Il est las et fatigué. Las et fatigué de devoir sourire, de devoir porter un masque pour faire croire aux autres qu'il est heureux, pour se mentir à lui même et se faire croire qu'il est heureux.
Répétez un mensonge et il deviendra réalité, qu'on disait. Hé bien pour lui cela n'a pas fonctionné. Il n'a plus la force de montrer une façade. Les muscles de son visage n'ont plus aucune énergie à fournir. Alors il porte un vrai masque pour cacher ce visage pathétique et ses cicatrices.
Un masque qui sourit, rappelant cet autre lui.
Car lui ? Il n'est personne. Un inconnu. John Doe. Un fantôme anonyme. Autrefois Locke Melborn, un ancien ou un nouveau, il a rejeté ce nom, cette identité qui n'est plus la sienne, qui n'a jamais été la sienne. Tout dans sa tenue,  sa posture contraste de l'autre.
Des autres.
Lui, il s'habille chiquement, avec un costume et de vrais chaussures cirées. Son dos est droit, et il marche avec assurance dans les rues de Pallatine. Il analyse, observe, sans en donner l'air, et fusille du regard tous ceux qui le regarde de travers. Ou peut-être que c'est son masque qui donne cette impression.
Mais malgré cela, il garde des traits qui pourraient rappeler à certains un Locke Melborn farceur, amical et flemmard. Il ne sourit plus, mais son humour est tout aussi lourd de blagues de bas étages, et ce clown solitaire rit toujours et fait toujours l'idiot. Mais son rire, oh son rire ! Le rire d'un homme au fond du gouffre. Mais il ne se souci pas de ce que les autres pensent de lui. Les autres ne l'apprécient pas, mais lui, il s'en moque. Les transférés, les habitants de Pallatine ne sont que des victimes vivant dans l'ignorance. Une douce ignorance pour laquelle il aurait tout donné pour vivre heureux. Une ignorance qu'il jalouse.
Car une vie remplie de joie lui est interdite. Ce fataliste ne peut pas vivre heureux. Même s'il avait essayé de vivre heureux et dans l'insouciance, comme les autres.
Mais l'alcool n'avait rien changé. N'avait qu'allégé cette souffrance et ce vide.

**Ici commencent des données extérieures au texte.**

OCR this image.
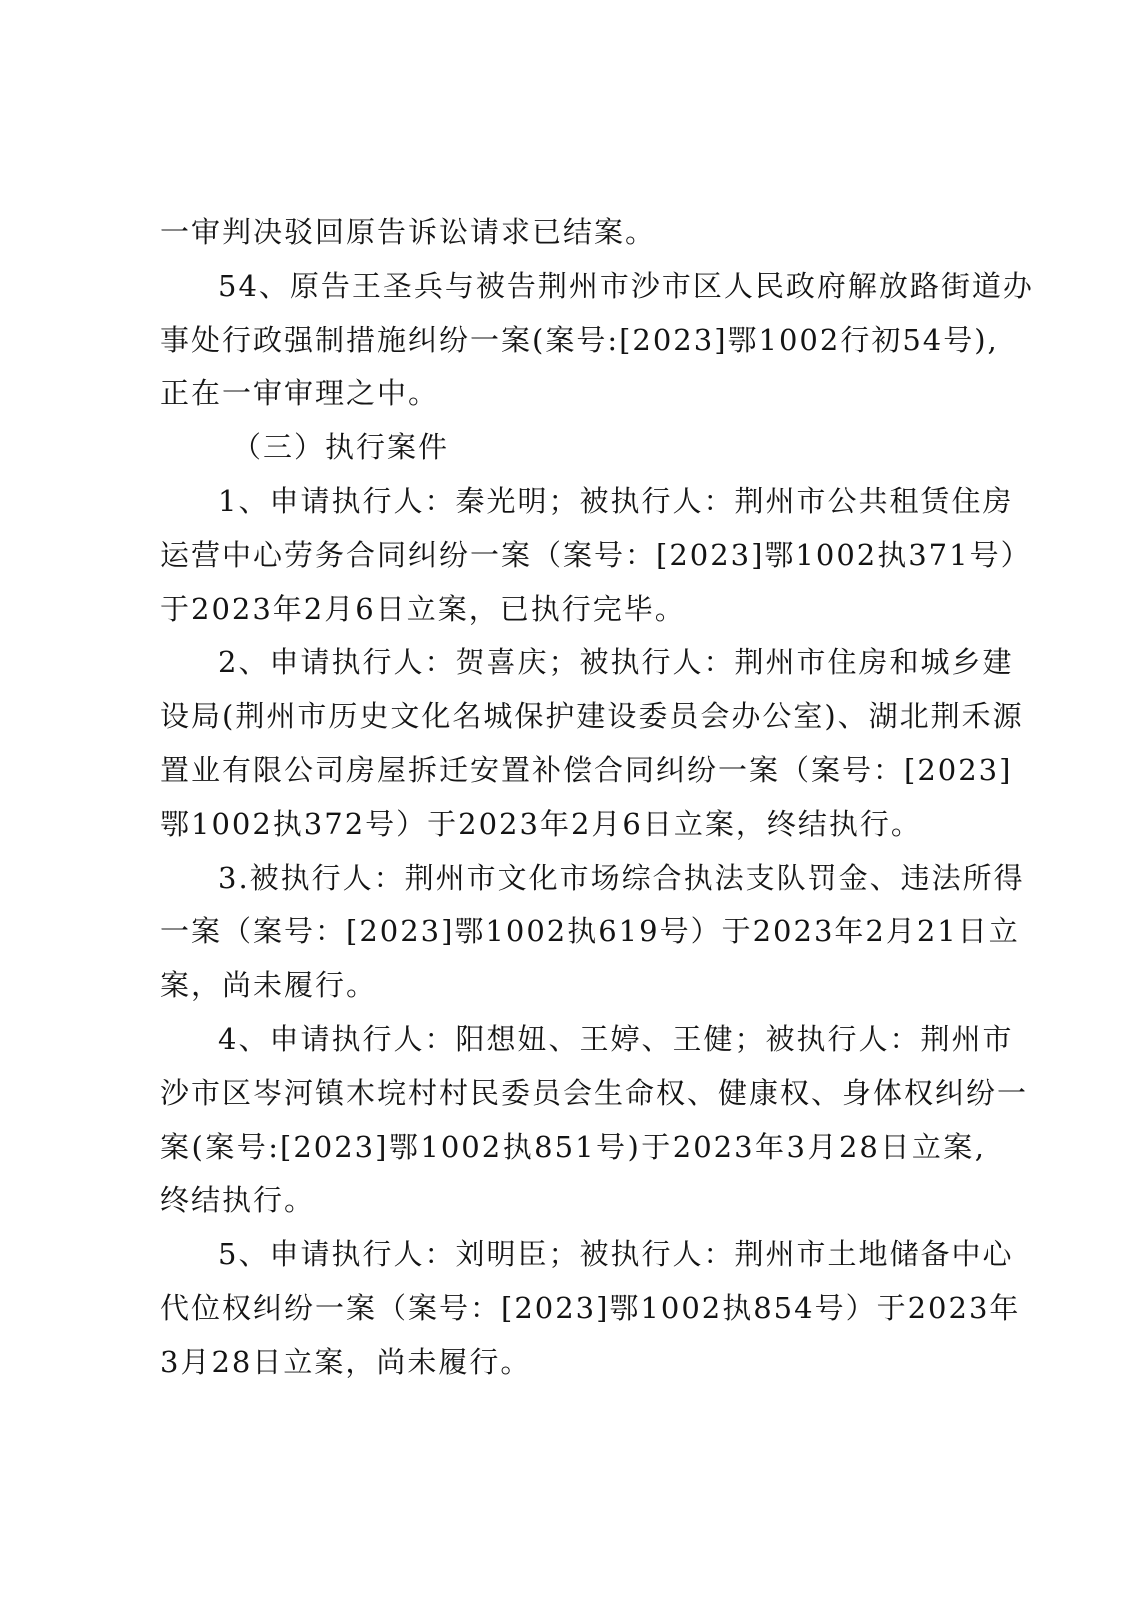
一审判决驳回原告诉讼请求已结案。
54、原告王圣兵与被告荆州市沙市区人民政府解放路街道办
事处行政强制措施纠纷一案(案号:[2023]鄂1002行初54号),
正在一审审理之中。
（三）执行案件
1、申请执行人：秦光明；被执行人：荆州市公共租赁住房
运营中心劳务合同纠纷一案（案号：[2023]鄂1002执371号）
于2023年2月6日立案，已执行完毕。
2、申请执行人：贺喜庆；被执行人：荆州市住房和城乡建
设局(荆州市历史文化名城保护建设委员会办公室)、湖北荆禾源
置业有限公司房屋拆迁安置补偿合同纠纷一案（案号：[2023]
鄂1002执372号）于2023年2月6日立案，终结执行。
3.被执行人：荆州市文化市场综合执法支队罚金、违法所得
一案（案号：[2023]鄂1002执619号）于2023年2月21日立
案，尚未履行。
4、申请执行人：阳想妞、王婷、王健；被执行人：荆州市
沙市区岑河镇木垸村村民委员会生命权、健康权、身体权纠纷一
案(案号:[2023]鄂1002执851号)于2023年3月28日立案,
终结执行。
5、申请执行人：刘明臣；被执行人：荆州市土地储备中心
代位权纠纷一案（案号：[2023]鄂1002执854号）于2023年
3月28日立案，尚未履行。
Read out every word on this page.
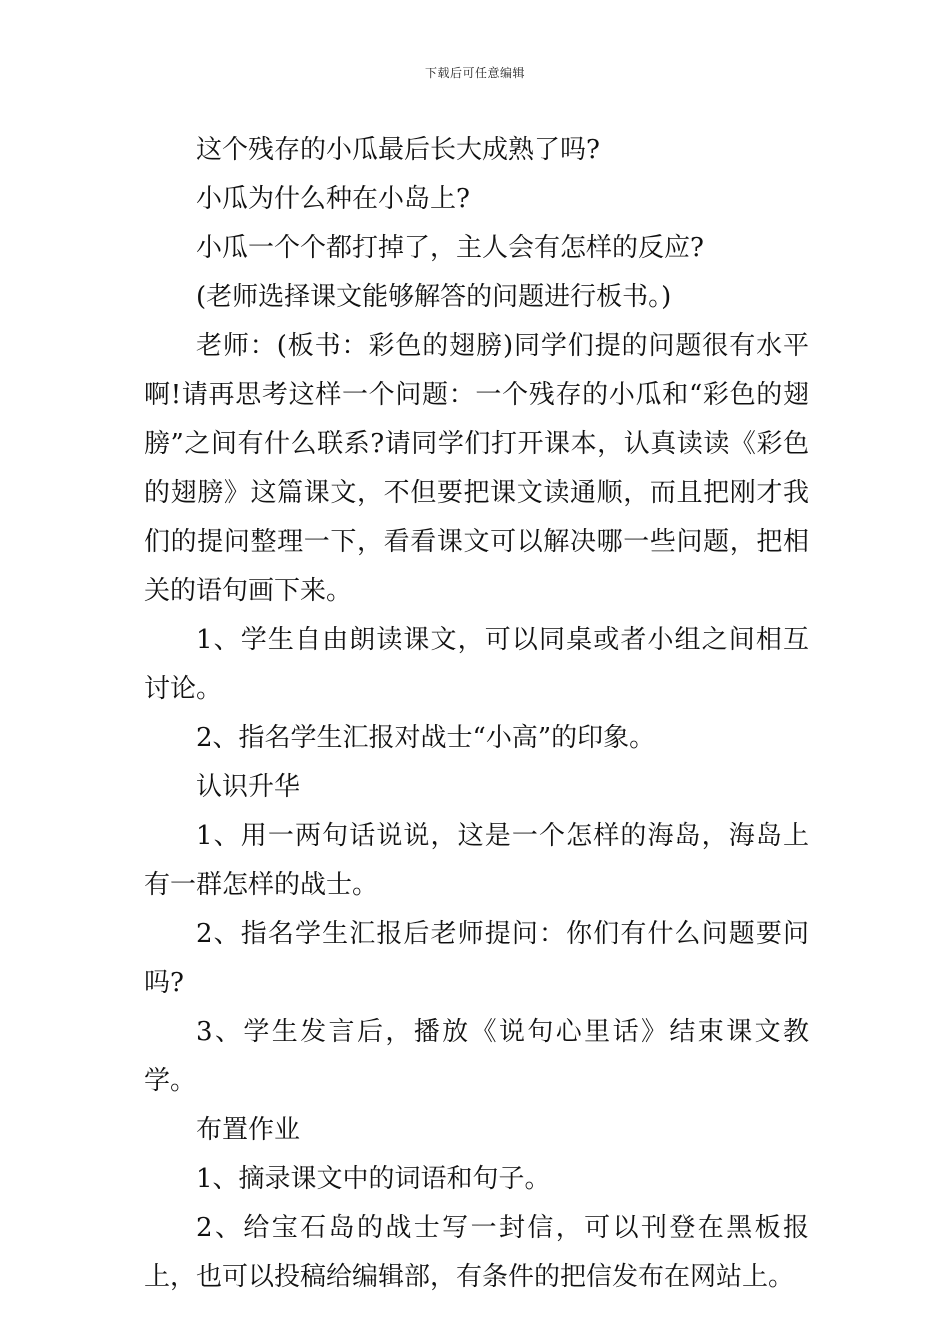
下载后可任意编辑

这个残存的小瓜最后长大成熟了吗?

小瓜为什么种在小岛上?

小瓜一个个都打掉了，主人会有怎样的反应?

(老师选择课文能够解答的问题进行板书。)

老师：(板书：彩色的翅膀)同学们提的问题很有水平啊!请再思考这样一个问题：一个残存的小瓜和“彩色的翅膀”之间有什么联系?请同学们打开课本，认真读读《彩色的翅膀》这篇课文，不但要把课文读通顺，而且把刚才我们的提问整理一下，看看课文可以解决哪一些问题，把相关的语句画下来。

1、学生自由朗读课文，可以同桌或者小组之间相互讨论。

2、指名学生汇报对战士“小高”的印象。

认识升华

1、用一两句话说说，这是一个怎样的海岛，海岛上有一群怎样的战士。

2、指名学生汇报后老师提问：你们有什么问题要问吗?

3、学生发言后，播放《说句心里话》结束课文教学。

布置作业

1、摘录课文中的词语和句子。

2、给宝石岛的战士写一封信，可以刊登在黑板报上，也可以投稿给编辑部，有条件的把信发布在网站上。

Ce clone d'un Locke ne veut plus vivre dans la lâcheté. Il n'a pas d'histoire, pas de famille. Il n'est pas le scientifique. Il n'est pas le père sérieux d'une jeune fille disparue d'un autre monde. Il n'est pas non plus le créateur de robots tueurs sur une Terre différente.
Il n'est pas eux. Mais il est aussi eux.
Mais la réalité est qu'il n'est personne. Il n'aurait jamais dû exister et n'existait que grâce à l'institut et ses créations de mondes parallèles. Les autres Locke n'auraient jamais dû exister non plus. Les transférés non plus. L'infinité de personnes qui souffraient à cause des transferts n'auraient jamais dû exister et souffrir non plus.
Combien de personnes sont mortes ou mourront à cause de son propre transfert ?
Combien de futurs apocalyptiques et merdiques à cause de l'institut ? Combien de vies ruinées , sacrifiées? Trop.
Beaucoup trop.
Bien trop.
Et en sachant cela, John Doe brûle. Il brûle de pouvoir détruire l'Institut, la machine, son créateur, et la ville entière. Peu importe les moyens, peu importe les morts. Pour se sauver et sauver l'humanité des lignes temporelles créées à tout va sans se soucier des conséquences, jouant avec le temps, la vie et la mort.
Il tuera Dieu, son créateur tout puissant, et cherche à mourir dans le processus.
Il ne connaîtra pas une mort tranquille, il le sait bien.

John Doe, cet homme sans visage, sans identité, est sans l'ombre d'un doute un homme ayant sombré sous le poids d'un savoir maudit.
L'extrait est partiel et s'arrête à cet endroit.